At the beginning of the month, the Brazilian Patent and Trademark Office (BPTO) Resolution No. 217/2018 came into force, revoking the prior Resolution No. 80/2013, with its primary development being the inclusion of Zika and Chikungunya diseases, as well as rare diseases, which are defined as those that affect up to 65 people in every 100,000 individuals, in the list of disease-related applications eligible for fast-track patent examination.
According to both resolutions, fast-track is granted to new patent applications of pharmaceutical products and processes, as well as equipment and materials for use in the health field, associated with Acquired Immunodeficiency Syndrome (AIDS), Cancer, Rare Diseases and/or Neglected Diseases.
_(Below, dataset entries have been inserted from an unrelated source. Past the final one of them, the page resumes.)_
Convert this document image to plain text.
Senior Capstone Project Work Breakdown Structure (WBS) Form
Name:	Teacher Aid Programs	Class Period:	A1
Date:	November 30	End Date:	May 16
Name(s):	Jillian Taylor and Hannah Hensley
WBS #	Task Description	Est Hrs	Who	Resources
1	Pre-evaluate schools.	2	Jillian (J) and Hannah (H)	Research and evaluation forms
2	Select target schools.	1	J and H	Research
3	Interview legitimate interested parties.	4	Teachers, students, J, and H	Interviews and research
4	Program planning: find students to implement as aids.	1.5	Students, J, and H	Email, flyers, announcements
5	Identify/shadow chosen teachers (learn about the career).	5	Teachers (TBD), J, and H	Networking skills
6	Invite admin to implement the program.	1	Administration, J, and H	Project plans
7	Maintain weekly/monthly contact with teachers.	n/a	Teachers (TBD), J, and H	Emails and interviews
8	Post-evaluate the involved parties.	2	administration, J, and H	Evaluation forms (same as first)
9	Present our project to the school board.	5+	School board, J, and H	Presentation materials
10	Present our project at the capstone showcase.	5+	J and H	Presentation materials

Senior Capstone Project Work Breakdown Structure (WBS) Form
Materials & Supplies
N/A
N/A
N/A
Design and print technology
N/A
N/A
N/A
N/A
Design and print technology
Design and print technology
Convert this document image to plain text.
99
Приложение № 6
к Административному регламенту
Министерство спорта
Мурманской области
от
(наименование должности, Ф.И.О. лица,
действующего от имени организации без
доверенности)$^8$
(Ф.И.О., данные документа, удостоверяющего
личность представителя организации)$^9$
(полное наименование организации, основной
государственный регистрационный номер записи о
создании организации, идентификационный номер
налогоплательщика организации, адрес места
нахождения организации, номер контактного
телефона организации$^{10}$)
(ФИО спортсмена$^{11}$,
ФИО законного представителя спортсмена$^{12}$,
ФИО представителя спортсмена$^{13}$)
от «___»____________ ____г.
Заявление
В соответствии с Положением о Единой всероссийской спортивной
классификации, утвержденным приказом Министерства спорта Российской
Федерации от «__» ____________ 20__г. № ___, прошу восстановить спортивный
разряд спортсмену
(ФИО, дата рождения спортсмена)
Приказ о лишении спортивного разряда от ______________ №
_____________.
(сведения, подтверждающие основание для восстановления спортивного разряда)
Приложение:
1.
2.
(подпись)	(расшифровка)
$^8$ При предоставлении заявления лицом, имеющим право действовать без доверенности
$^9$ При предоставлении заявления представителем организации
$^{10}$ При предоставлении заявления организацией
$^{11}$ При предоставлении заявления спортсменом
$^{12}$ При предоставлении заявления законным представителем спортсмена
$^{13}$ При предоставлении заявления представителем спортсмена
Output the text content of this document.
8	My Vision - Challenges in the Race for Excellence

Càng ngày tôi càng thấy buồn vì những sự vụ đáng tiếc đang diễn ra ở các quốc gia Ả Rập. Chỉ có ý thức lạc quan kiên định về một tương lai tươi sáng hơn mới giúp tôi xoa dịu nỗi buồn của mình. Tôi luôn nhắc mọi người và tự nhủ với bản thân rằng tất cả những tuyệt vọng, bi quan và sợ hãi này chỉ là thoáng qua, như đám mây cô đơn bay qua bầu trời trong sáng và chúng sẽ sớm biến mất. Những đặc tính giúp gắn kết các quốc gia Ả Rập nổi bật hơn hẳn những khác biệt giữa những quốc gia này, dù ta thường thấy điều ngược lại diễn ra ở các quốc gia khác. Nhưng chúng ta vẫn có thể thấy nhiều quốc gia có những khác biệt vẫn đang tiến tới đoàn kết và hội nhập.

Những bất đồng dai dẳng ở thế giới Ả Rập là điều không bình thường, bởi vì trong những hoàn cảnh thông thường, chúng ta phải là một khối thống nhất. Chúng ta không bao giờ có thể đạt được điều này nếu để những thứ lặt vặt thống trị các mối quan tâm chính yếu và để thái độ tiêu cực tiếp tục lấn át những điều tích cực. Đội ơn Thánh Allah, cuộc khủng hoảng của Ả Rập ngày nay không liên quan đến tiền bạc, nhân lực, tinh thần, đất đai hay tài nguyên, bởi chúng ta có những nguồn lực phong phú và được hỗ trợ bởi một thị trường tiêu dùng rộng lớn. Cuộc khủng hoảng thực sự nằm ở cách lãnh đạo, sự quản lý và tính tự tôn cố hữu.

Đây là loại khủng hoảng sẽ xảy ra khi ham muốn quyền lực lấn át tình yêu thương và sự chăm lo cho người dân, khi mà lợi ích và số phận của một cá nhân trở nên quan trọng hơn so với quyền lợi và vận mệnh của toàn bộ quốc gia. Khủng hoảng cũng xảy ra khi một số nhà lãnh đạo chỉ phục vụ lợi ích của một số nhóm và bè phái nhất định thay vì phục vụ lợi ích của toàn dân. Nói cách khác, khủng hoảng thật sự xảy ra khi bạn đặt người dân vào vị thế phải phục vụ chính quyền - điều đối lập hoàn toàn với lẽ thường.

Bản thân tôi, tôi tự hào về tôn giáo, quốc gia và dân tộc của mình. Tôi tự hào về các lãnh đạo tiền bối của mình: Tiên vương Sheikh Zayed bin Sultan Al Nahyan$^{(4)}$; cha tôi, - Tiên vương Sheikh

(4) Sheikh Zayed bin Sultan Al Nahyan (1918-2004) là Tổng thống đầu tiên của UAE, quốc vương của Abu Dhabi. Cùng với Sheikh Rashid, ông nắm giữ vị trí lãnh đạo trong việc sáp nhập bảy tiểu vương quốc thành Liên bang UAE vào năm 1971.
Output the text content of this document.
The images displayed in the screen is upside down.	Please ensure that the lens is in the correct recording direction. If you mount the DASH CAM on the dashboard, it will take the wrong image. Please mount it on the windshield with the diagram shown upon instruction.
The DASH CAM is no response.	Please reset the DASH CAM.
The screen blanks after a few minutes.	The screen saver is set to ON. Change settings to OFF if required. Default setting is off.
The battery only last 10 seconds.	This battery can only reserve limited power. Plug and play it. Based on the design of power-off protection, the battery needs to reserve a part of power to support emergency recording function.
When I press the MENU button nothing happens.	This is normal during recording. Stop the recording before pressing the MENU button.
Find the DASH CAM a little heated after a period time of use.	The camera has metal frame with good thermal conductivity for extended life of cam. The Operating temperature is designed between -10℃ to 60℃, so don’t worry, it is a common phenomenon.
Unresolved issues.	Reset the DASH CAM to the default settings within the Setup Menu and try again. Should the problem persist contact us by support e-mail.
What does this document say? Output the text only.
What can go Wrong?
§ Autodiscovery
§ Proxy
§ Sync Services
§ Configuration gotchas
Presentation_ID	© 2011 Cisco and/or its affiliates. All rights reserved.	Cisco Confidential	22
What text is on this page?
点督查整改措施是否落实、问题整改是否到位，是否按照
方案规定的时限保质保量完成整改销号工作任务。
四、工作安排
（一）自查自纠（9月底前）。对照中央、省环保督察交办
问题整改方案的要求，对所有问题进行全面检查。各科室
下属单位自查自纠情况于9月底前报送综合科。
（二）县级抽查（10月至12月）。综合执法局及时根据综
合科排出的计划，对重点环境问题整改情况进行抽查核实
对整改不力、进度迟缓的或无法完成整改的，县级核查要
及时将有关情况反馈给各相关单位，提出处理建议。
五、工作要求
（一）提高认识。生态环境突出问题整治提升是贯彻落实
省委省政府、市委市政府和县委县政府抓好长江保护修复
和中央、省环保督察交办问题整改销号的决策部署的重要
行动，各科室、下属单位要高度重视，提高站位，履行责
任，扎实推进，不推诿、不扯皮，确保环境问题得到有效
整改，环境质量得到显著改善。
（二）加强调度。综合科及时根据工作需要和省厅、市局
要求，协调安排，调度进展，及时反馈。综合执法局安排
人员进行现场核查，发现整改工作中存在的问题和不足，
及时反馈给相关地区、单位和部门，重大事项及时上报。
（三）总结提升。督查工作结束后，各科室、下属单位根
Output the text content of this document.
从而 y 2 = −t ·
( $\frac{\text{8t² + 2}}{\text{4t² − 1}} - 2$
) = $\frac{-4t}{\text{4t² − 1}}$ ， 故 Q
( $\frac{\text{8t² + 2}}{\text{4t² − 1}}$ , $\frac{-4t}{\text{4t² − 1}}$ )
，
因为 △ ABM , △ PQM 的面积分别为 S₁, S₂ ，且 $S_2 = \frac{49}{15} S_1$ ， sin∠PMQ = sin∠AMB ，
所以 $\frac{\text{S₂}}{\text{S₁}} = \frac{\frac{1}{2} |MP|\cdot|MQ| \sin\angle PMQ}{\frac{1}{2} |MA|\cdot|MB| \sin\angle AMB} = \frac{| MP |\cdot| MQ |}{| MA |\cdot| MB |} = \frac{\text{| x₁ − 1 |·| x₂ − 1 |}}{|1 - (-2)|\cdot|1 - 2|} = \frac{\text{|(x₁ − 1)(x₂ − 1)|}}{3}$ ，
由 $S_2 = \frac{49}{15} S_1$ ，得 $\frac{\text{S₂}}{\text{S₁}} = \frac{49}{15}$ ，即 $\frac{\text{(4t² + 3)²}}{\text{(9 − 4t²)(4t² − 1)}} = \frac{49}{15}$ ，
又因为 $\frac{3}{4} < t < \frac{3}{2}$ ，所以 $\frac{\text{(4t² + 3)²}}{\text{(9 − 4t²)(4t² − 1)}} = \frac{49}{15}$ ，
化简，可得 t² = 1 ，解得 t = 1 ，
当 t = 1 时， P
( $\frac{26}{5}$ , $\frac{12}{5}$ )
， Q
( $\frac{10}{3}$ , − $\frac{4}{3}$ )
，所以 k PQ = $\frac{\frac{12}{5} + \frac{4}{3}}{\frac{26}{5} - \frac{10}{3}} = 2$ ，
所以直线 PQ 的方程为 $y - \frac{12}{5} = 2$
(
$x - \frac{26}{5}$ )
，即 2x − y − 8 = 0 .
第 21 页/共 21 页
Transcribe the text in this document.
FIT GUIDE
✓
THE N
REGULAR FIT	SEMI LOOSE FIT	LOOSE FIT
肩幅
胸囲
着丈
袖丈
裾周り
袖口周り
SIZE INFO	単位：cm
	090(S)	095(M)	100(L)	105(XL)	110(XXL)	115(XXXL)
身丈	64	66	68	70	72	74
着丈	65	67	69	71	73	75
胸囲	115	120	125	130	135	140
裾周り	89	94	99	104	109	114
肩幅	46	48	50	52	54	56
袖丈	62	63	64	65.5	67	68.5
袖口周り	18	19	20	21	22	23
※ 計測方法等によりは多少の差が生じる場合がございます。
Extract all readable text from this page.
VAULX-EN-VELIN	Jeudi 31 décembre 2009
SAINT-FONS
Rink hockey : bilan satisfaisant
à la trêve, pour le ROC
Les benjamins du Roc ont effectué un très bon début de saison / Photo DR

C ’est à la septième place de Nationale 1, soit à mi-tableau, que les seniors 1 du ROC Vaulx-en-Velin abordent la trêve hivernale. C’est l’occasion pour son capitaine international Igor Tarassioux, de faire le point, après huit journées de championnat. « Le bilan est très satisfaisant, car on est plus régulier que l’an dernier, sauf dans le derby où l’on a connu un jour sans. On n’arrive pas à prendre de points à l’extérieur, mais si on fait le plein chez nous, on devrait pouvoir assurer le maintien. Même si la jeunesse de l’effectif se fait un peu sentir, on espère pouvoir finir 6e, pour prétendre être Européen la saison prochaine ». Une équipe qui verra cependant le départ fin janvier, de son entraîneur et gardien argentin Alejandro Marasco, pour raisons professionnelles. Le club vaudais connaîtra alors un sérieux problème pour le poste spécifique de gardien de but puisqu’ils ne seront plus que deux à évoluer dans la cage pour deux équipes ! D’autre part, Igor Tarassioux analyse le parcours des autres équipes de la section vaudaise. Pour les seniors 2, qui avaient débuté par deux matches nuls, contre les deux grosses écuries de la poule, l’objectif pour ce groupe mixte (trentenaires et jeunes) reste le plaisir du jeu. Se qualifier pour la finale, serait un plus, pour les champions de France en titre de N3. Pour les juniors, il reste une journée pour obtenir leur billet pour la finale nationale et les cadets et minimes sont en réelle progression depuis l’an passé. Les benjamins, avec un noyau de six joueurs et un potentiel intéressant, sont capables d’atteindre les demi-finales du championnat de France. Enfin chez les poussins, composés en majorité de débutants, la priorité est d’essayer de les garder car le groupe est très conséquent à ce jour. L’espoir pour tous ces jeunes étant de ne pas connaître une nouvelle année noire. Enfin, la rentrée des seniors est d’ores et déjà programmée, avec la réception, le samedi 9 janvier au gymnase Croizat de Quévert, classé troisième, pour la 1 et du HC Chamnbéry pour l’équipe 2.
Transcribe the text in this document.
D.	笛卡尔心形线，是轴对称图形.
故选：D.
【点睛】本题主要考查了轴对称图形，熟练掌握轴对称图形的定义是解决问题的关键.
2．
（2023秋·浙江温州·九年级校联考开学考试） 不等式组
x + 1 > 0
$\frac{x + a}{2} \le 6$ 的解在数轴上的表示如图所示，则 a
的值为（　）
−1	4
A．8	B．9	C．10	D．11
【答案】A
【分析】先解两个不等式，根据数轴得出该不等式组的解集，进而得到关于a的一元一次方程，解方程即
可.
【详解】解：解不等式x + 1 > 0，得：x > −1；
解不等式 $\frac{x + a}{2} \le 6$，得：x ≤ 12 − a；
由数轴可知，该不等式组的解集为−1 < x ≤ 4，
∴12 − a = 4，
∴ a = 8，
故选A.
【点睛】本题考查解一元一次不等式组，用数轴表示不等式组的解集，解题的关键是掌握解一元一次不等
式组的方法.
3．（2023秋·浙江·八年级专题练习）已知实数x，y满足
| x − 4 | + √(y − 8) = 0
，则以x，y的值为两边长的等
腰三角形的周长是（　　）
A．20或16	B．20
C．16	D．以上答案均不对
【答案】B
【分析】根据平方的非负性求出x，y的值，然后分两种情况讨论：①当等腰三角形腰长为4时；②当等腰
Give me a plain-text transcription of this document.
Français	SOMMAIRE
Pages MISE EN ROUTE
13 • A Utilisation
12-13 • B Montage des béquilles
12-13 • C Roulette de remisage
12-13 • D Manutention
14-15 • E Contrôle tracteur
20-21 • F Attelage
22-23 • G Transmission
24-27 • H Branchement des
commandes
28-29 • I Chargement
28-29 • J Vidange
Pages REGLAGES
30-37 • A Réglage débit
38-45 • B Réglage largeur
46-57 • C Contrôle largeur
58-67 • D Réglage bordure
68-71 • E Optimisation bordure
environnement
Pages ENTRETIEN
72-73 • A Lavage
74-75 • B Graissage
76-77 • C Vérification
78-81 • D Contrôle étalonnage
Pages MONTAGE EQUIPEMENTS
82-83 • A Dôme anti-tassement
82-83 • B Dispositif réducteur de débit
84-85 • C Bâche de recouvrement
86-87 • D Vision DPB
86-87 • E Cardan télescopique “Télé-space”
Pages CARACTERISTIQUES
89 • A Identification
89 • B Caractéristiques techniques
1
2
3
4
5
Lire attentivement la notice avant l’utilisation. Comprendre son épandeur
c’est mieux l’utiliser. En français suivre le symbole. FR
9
Fast-track examination may be required by the Ministry of Health, when considered strategic within the scope of the Brazilian Unified Health System (SUS), and/or by any interested party, when the request relates to diagnosis, prophylaxis and treatment of such diseases.
The BPTO shares the definition of “rare diseases” with the one provided by the World Health Organization (WHO). “Neglected Diseases” would be those listed in Annex I contained in Resolution No. 217/2018, which included Chikungunya and Zika, added to those listed by the Ministry of Health and WHO.
The BPTO has a significant patent examination backlog, and those resolutions make themselves necessary in order to accelerate patent applications considered strategic, aligning them with public health care policies.